Sunday, April 22, 2012

Malstof's Mechanical Moons

* Perhaps one of the more unusual stories of my archives, this is a bit of a cautionary tale that illustrates how if you give some people an inch, they'll take a foot...or in this case, an entire moon...*

Malstof Briner was tired of building mechanical moons. He had gotten into it entirely by accident—well, sort of. Before his career, Malstof had been confined to a suspended prison, not aware of any crime he may have perpetrated to deserve it, under the watch of the all-seeing “Sentinel.” The Sentinel did not cause him any malice, but neither did it show any love other than passing by the outside of the cell every now and then, its massive tendril-laced eyes observing him with mild interest.
Naturally, Malstof was bored in his penitentiary, until one day an abrupt tear in space appeared inside his cell, and out popped a silver ball, no bigger than Malstof’s eye.
Malstof poked amusingly at it until the ball zapped him. He instantly recoiled, but then the ball spoke.
“I apologize. It was necessary to make physical contact with you to acquire your DNA, so my database could provide translation in your native language. I am in need of a life form capable of mechanical engineering and mathematical computation. Are you such a life form?”
Malstof worried that if he said no, the pretty ball might go away. So he said yes.
The ball continued. “I am from a pocket galaxy on an adjacent plane of existence to yours. Once, my planet had twenty moons orbiting it until they were disintegrated from the test runs of our military’s newest laser cannon.
“Now the water tides are erratic, and our flora and fauna are shrinking away. We must have an organism not only capable of engineering and construction, but one of appropriate size who can build new moons. My people are lacking the resources to construct, let alone launch, an entire moon into orbit. In exchange for your services, we will reward you handsomely.”
Malstof reveled in his excitement. He could be set free of this prison, taken to some wonderful place with no Sentinels or walls or boredom. He could eat delicious food, rather than the bland nutrients provided for him here. So, having no idea how to build a moon—or even what a moon was—he complied. 

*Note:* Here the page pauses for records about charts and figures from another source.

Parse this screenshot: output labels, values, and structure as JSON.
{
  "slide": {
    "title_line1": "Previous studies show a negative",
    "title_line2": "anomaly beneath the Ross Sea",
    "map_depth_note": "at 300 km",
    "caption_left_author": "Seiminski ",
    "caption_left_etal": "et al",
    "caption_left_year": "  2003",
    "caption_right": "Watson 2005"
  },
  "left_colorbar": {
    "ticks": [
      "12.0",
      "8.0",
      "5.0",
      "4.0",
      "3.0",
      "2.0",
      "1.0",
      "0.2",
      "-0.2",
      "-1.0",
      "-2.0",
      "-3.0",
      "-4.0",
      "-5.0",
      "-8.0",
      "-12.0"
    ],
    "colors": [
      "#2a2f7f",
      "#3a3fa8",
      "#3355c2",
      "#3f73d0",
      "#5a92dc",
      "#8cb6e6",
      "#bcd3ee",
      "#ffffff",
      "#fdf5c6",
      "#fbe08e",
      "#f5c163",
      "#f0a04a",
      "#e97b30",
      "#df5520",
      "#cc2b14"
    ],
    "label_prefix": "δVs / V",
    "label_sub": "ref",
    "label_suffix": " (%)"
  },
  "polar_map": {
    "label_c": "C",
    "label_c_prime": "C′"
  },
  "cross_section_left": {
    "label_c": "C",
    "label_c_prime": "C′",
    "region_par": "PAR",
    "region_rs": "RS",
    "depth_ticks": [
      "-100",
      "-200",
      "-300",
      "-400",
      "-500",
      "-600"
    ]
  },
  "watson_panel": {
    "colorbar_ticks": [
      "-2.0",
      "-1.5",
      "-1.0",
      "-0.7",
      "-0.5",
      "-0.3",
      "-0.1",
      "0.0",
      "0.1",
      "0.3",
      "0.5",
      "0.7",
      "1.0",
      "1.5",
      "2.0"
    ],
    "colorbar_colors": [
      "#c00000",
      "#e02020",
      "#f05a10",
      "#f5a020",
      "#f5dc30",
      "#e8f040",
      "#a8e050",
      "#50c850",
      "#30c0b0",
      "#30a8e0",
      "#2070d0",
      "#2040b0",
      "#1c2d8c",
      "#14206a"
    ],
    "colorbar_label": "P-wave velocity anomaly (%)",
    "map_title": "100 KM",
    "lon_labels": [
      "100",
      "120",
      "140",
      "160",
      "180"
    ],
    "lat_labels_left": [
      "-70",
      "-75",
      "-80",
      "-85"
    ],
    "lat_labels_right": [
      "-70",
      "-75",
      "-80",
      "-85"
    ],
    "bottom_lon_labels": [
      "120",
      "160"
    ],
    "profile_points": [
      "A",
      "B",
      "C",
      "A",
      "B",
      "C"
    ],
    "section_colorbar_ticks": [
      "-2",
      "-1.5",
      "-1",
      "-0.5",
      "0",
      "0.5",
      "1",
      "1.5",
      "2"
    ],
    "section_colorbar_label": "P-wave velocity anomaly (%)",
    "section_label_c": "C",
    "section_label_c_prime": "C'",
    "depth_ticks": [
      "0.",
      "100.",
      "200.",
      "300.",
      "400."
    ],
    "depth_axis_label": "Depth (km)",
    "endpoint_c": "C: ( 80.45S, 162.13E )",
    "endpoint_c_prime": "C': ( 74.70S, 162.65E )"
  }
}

The vessel led him through the dimensional tear, and fortunately for Malstof, the space around the alien planet was not too different from the air he breathed in his own world (something the alien scout had taken into account during his search). The inhabitants of the mauve-and-orange planet—which Malstof could only liken in size to that of his cell times five or six—were not afraid of him. In fact, some immediately regarded him as a savior deity, building shrines in honor of him. But, of course, the inevitable problem arose: how was Malstof supposed to build them their moons?
There were a few copper asteroids that drifted through the region, but the asteroids were too large and moved too fast for the aliens to harness for materials. They were not too large for Malstof, however, who managed to catch one entirely by chance (when it came hurtling out of space and smacked him in the stomach). As he mulled over this chunk of metal, something odd took hold of him—perhaps it was the slight difference of elements in the planet’s atmosphere, or maybe something happened when he had been transported through the dimensional tear—but he began to think. Thinking led to calculating, which led to understanding, which led to invention.
He labored until his digits were stiff and sore, but when he finished, his first mechanical moon was a lovely gizmo of cogs and pistons and plates. Once he released it into orbit, it found itself a comfortable path to circle the planet. Nineteen more moons were constructed, until the aliens’ sky was once again full of shining balloons.
But then the aliens got a brilliant idea—why stop there? There were nearby inhabited planets that only had one or two moons. Surely they would like to expand their celestial collection, or replace their insubstantial moons with impenetrable metallic orbs. So they ordered Malstof to keep building more and more, and surprisingly, the mechanical moons became highly demanded across the galaxy, particularly for overpopulated planets who wanted additional moons to dump their “excess:” trash or convicts or certain species of useless animals. Even one planet created a planetary tax, and for those who could not afford to pay it, they were given a one way ticket to the “Lunar Lots,” far away from the respectable taxpayers who deserved to live on the home planet.
Eventually, it occurred to Malstof that he was due for a vacation. In fact, retirement sounded pretty nice about now, and at least the one nice thing about his old prison was that he had never been forced to work like a slave. So he scuttled his way back to where the dimensional tear was, but he could see that by now it was healing itself, and there was barely any doorway left at all. So, despite or maybe because of his newly acquired intelligence, he figured he could break through the tear if he only had something strong and large enough to do so.
He grabbed the largest moon he had built—thus sending the planet’s tides and gravity off kilter again, most likely—and chucked it with all of his might at the tear. The resulting implosion, sucking him straight through with such force it exploded his prison cell on the other side, created quite a mess. All that Malstof could comprehend was that it became bright, and he was very cold, unable to move, and could no longer breathe. Suffocation set in quickly, but for the first time in his short life, he was finally free.

The Sentinel, known as nine-year-old Timmy Baxter, returned to his bedroom after school to a surprise, wondering how exactly his sea monkey tank—and his one remaining sea monkey—had managed to spill all over his dresser.